III.

Return to Town. Death of an old Friend. Letters and Notes of Love and
Sympathy. An Old Ladies' Party. Scenes of Trouble and Dying Beds. Fifty
Years old. Letters.

Her return to town brought with it a multitude of cares. The following months drew heavily upon her strength and sympathies; but for all that they were laden with unwonted joy. The summer at Dorset had been a very happy one. While there she had finished Stepping Heavenward and on coming back to her city home, the cheery, loving spirit of the book seemed still to possess her whole being. Katy's words at its close were evidently an expression of her own feelings:

Yes, I love everybody! That crowning joy has come to me at last. Christ is in my soul; He is mine; I am as conscious of it as that my husband and children are mine; and His Spirit flows forth from mine in the calm peace of a river, whose banks are green with grass, and glad with flowers.

To Miss Eliza A. Warner, New York, Oct. 5, 1868

This is the first moment since we reached home, in which I could write to you, but I have had you in my heart and in my thoughts as much as ever. We had a prosperous journey, but the ride to Rupert was fearfully cold. I never remember being so cold, unless it was the night I reached Williamstown, when I went to my dear sister's funeral…. I have told you this long story to try to give you a glimpse of the distracted life that meets us at our very threshold as we return home. And now I'm going to trot down to see Miss Lyman, whom I shall just take and hug, for I am so brimful of love to everybody that I must break somebody's bones, or burst. John preached delightfully yesterday; I wanted you there to hear. But all my treasures are in earthen vessels; he seems all used up by his Sunday and scarcely touched his breakfast. I don't see how his or my race can be very long, if we live in New York. All the more reason for running it well. And what a blessed, blessed life it is, at the worst! "Central peace subsisting at the heart of endless agitation." Good-bye, dear; consider yourself embraced by a hearty soul that heartily loves you, and that soul lives in E. P.

On the 25th of October Mr. Charles H. Leonard, an old and highly esteemed friend, died very suddenly at his summer home in Rochester, Mass. He was a man of sterling worth, generous, large-hearted, and endeared to Mrs. Prentiss and her husband by many acts of kindness. He was one of the founders of the Church of the Covenant and had also aided liberally in building its pleasant parsonage.

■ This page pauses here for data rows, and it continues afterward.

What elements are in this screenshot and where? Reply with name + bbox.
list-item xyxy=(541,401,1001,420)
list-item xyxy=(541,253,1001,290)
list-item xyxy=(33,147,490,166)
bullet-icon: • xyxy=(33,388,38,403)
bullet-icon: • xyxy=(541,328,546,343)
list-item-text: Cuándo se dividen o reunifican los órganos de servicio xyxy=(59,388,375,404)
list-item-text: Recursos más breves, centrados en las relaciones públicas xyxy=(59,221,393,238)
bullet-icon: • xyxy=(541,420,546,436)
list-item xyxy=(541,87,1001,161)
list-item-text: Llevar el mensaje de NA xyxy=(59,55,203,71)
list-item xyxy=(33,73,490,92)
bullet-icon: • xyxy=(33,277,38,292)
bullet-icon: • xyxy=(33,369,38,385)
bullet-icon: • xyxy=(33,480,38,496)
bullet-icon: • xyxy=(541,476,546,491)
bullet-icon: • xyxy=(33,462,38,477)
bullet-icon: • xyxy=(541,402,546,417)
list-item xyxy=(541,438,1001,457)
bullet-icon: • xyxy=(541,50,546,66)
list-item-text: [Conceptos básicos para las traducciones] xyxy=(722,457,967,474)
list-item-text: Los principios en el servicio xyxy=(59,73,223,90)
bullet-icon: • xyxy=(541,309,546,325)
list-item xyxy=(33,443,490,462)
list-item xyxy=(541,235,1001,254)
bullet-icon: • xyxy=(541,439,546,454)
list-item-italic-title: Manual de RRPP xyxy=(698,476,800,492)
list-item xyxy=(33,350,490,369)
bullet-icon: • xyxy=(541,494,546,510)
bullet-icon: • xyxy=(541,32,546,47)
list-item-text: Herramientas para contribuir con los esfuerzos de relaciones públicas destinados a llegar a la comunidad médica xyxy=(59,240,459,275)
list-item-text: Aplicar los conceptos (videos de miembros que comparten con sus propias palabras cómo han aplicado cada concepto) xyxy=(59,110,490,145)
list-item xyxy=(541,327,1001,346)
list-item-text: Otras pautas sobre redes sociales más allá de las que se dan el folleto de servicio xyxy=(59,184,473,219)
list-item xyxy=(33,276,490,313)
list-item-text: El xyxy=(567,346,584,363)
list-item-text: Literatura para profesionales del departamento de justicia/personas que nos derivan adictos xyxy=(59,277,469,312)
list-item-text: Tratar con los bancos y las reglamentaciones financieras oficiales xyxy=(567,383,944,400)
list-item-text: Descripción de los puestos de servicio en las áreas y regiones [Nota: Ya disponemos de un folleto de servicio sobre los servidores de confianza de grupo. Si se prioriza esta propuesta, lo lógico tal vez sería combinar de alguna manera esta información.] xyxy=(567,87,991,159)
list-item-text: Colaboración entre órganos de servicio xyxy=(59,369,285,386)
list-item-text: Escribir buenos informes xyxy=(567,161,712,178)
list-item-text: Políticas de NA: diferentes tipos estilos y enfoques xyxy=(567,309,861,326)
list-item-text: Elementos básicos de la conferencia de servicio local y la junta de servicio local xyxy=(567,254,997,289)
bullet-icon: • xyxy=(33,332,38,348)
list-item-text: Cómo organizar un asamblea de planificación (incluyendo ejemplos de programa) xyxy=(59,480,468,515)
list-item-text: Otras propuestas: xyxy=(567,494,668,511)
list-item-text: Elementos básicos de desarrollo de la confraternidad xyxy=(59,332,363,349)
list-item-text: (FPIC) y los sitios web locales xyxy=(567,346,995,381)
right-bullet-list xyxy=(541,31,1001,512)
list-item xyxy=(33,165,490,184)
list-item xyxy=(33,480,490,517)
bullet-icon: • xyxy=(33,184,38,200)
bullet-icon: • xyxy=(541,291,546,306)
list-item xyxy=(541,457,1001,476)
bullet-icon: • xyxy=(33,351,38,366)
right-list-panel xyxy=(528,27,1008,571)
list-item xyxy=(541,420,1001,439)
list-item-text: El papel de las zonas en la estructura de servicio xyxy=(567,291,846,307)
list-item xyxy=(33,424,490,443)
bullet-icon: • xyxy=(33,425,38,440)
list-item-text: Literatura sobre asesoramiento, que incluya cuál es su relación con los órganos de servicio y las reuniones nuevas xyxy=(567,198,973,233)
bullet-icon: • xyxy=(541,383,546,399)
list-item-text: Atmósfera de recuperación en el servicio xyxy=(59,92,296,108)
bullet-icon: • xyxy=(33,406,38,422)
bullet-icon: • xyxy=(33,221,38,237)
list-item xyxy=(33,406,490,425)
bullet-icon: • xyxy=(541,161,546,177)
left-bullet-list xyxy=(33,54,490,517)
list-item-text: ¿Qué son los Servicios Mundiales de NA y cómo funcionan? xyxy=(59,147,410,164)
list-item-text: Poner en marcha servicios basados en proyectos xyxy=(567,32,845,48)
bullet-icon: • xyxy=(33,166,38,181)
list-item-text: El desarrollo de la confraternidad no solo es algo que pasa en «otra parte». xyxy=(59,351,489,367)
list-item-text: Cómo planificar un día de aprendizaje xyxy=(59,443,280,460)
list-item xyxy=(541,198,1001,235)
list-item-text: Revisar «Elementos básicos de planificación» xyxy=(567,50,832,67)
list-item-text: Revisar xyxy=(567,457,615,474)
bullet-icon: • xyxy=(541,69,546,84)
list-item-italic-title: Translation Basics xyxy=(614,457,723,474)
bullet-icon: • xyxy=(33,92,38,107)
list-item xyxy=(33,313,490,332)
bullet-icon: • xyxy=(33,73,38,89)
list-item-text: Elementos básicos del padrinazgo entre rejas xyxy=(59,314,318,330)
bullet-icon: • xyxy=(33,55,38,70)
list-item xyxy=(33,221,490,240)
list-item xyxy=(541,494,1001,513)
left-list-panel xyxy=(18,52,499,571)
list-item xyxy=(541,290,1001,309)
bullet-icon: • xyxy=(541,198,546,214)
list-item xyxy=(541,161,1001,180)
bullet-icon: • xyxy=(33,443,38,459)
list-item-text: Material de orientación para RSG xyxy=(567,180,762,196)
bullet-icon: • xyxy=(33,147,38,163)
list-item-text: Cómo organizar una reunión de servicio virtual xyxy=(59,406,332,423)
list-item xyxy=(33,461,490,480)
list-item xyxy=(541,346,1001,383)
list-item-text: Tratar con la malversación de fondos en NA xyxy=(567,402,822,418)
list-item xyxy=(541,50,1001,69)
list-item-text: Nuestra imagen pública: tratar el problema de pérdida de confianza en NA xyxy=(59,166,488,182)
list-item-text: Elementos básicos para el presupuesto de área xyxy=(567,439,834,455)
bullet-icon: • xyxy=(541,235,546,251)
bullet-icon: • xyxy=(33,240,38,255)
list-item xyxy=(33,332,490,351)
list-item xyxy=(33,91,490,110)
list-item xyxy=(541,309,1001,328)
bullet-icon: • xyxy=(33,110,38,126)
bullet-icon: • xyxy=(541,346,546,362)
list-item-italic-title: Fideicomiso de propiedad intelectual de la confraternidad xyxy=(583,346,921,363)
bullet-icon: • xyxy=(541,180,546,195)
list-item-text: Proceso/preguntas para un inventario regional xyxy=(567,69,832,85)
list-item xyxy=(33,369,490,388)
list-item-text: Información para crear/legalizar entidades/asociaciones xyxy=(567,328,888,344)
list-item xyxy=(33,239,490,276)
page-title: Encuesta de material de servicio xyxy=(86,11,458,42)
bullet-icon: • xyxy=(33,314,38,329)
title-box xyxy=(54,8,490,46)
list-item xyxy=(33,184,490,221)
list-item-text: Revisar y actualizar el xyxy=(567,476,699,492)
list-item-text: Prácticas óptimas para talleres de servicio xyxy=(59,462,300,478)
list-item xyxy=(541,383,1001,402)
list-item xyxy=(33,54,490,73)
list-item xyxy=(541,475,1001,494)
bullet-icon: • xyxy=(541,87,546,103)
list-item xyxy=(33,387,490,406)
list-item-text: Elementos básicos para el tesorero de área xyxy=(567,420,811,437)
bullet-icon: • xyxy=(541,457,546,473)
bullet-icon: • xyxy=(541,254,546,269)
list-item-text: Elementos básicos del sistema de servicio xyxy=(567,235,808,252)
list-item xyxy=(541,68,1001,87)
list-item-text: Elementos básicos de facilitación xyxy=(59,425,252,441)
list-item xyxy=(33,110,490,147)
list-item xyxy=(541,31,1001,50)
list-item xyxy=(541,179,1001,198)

To Miss Eliza A. Warner, New York, Oct. 26, 1868.

I am reminded as I write my date, that I am fifty years old to-day. My John says it is no such thing, and that I am only thirty; but I begin to feel antiquated, dilapidated, and antediluvian, etc., etc.

I write to let you know that we are going to Rochester, Mass., to attend the funeral of a dear friend there. It seems best for me to risk the wear and tear of the going and the coming, if I can thereby give even a little comfort to one who loves me dearly, and who is now left without a single relative in the world. For twenty-four years these have been faithful friends, loving us better every year, members of our church in New Bedford, Mercer street, and then here. They lived at Rochester during the summer and we visited them there (you may remember my speaking of it) just before we went to Dorset. Mrs. Leonard was then feeling very uneasy about her husband, but he got better and seemed about as usual, till last Tuesday, when he was stricken down with paralysis and died on Saturday. Somebody said that spending so large a portion of my time as I do in scenes of sorrow, she wondered God did not give me more strength. But I think He knows just how much to give. I have been to Newark twice since I wrote you. Mrs. Stearns is in a very suffering condition; I was appalled by the sight; appalled at the weakness of human nature (its physical weakness). But I got over that, and had a sweet glimpse at least of the eternal felicity that is to be the end of what at longest is a brief period of suffering. I write her a little bit of a note every few days. I feel like a ball that now is tossed to Sorrow and tossed back by Sorrow to Joy. For mixed in with every day's experience of suffering are such great, such unmerited mercies.